Several years ago, I read Thomas Paine’s Common Sense. While I read it for different personal reasons (it was required for school and I was not taking classes at the time), I did not read it to search for any particular reason or for analysis. However, this past week, I had to.
I found Paine to be very vociferous in his rhetoric, which I say from a complementary perspective. Considering that during the time of Paine’s Common Sense writing specifically, the King was abusing and taking advantage of the Colonists and they appear to be waffling more or less between fighting a war of independence and remaining with England. I, therefore, can appreciate the fearlessness in creating such a work from someone who was directly from England himself.
What I found most interesting about Paine’s Common Sense however was the exclusion. He did apply what I thought was good old fashion reasoning to determine why slaves (what did they have to gain?) and Native American’s (The Colonists more or less took their land) should not fight for the cause. But I thought it was very interesting that he emphatically excluded the Jesuits and Quakers.
For those of who are unaware of who the Jesuits are (I was raised devout Catholic and I am supposed to know this stuff), the Jesuits are a religious order within the Catholic Church. It was founded in 1540 A.D. by a former Spanish solder who later became St. Ignatius Loyola. The order originally had seven members and is now one of the largest groups within the Catholic Church with more than 1,500 houses and monasteries in over 100 countries today. During Paine’s time, Jesuit convert and follower, Sir John Dalrymple, possessed a great deal of political favor with the King George III. Sir John’s piece entitled The Address of the People of England to the Inhabitants of America, of course, brought Paine’s severe wrath and intense loathing of the Jesuitical lot. What I found most interesting is that while Paine basically states (or at least my interpretation of it) that one can remain a Christian and fight, he wants nothing to do with those who although Christian, may maintain some type of loyalty to a king that holds the Colonists in what was deemed to be bondage.

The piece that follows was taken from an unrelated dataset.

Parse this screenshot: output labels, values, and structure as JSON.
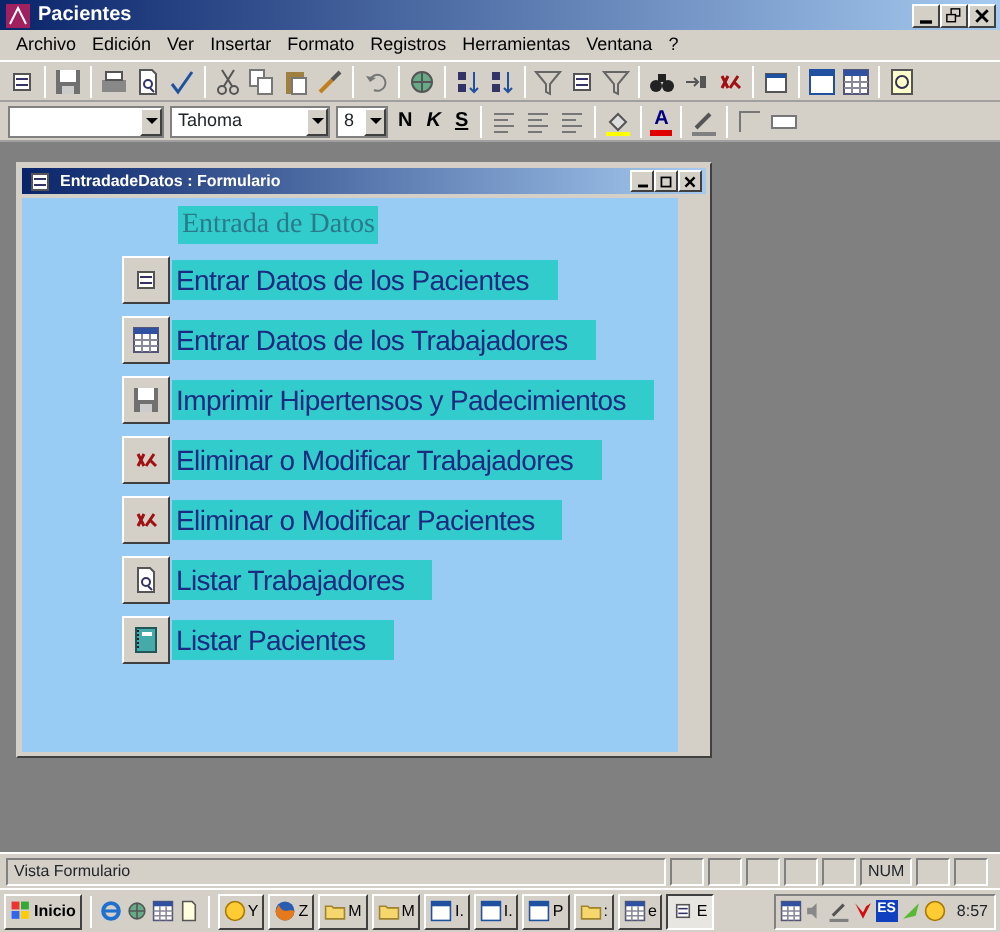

The other group Paine addresses involves the Quakers. Founded in England in the late 1640’s, the Quakers maintain a strong dislike and disapproval of war and slavery. In fact, many of the Quakers were strong and prominent abolitionists who jailed or lost their lives helping slaves. They are considered pacifists Christians and believe it is a sin to pick up arms and engage in battle. However, because Paine viewed this particular revolt as a blow to oppression, he did not believe it would be against Quaker beliefs. Paine instead argues that their pacifists views are more or less helpful to the oppressor rather than to the Colonists. In the section entitled Epistle to Quakers, Paine outlines why they should join in the fight and if not, why they are useless to the cause.
While I obviously appreciate Paine’s argument (we would probably still be mere Colonists if he had not made his writings available), I walked away from this week’s class with one prevailing thought—there will always be an “us vs. them” no matter what we as humans do. There will always be someone (myself included) who believes that if you do not think as I do, then there is no place for you. I am beginning to understand that such thoughts and beliefs are human nature whether I like it or not.